Os Estados Unidos realizaram uma ação inédita no Fundo Monetário Internacional (FMI) para tentar forçar a Europa a dar parte de seu poder no conselho do organismo às economias emergentes.

REUTERS

19 de agosto de 2010 | 20h10

Os EUA, frustrados com a recusa europeia em dividir mais poder, preferiram neste mês não apoiar uma resolução que manteria o domínio europeu no conselho do FMI, composto por 24 membros, disseram à Reuters diplomatas de vários países-membros do Fundo.

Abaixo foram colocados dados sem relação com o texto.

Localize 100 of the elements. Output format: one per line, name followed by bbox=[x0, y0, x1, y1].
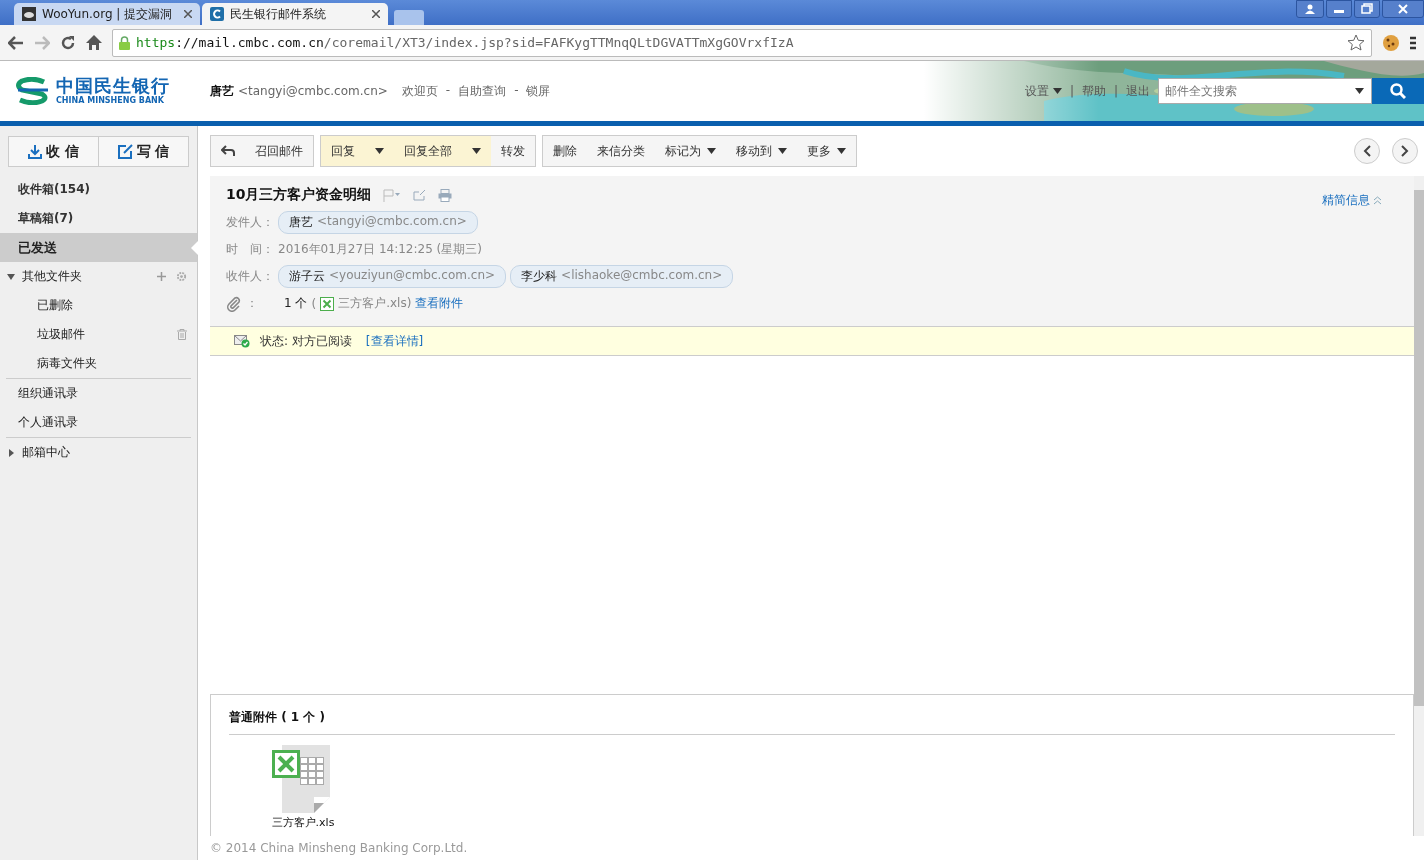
folder-item[interactable]: 收件箱(154) bbox=[18, 181, 91, 198]
logo-text: CHINA MINSHENG BANK bbox=[56, 97, 165, 105]
recipient-chip[interactable]: 李少科 <lishaoke@cmbc.com.cn> bbox=[510, 265, 734, 288]
folder-item[interactable]: 已删除 bbox=[37, 297, 73, 314]
browser-tab[interactable]: 民生银行邮件系统 bbox=[202, 3, 388, 25]
toolbar-button[interactable]: 来信分类 bbox=[587, 136, 655, 166]
status-text: 状态: 对方已阅读 bbox=[260, 332, 352, 350]
user-name: 唐艺 bbox=[210, 82, 234, 100]
minimize-icon[interactable] bbox=[1326, 0, 1352, 18]
address-bar[interactable]: https://mail.cmbc.com.cn/coremail/XT3/index.jsp?sid=FAFKygTTMnqQLtDGVATTmXgGOVrxfIzA bbox=[112, 28, 1372, 57]
folder-item[interactable]: 已发送 bbox=[18, 238, 57, 257]
browser-tab[interactable]: WooYun.org | 提交漏洞 bbox=[14, 3, 200, 25]
caret-icon bbox=[707, 148, 716, 154]
home-icon[interactable] bbox=[86, 35, 102, 50]
header-link[interactable]: 锁屏 bbox=[526, 82, 551, 100]
recipient-chip[interactable]: 游子云 <youziyun@cmbc.com.cn> bbox=[278, 265, 507, 288]
double-chevron-up-icon bbox=[1373, 196, 1382, 205]
search-icon bbox=[1390, 83, 1406, 99]
paren-text: ( bbox=[311, 296, 317, 311]
url-text: /coremail/XT3/index.jsp?sid=FAFKygTTMnqQLtDGVATTmXgGOVrxfIzA bbox=[323, 35, 794, 50]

Washington tem pressionado, sem êxito, a fim de reduzir o número de assentos do conselho do FMI de 24 para 20 como parte de reformas mais amplas que dariam às forças emergentes mais voz nas decisões do organismo, refletindo a crescente influência global dessas economias.

A Europa tem colocado obstáculos à ideia de dividir os nove assentos que atualmente ocupa no conselho. Economias emergentes, como a Turquia, vêm expressando interesse em uma cadeira no conselho do FMI.

Os países europeus e os Estados Unidos dominam o FMI, num reflexo da ordem vigente no pós-guerra, atualmente ameaçada pelo crescimento de nações como a China.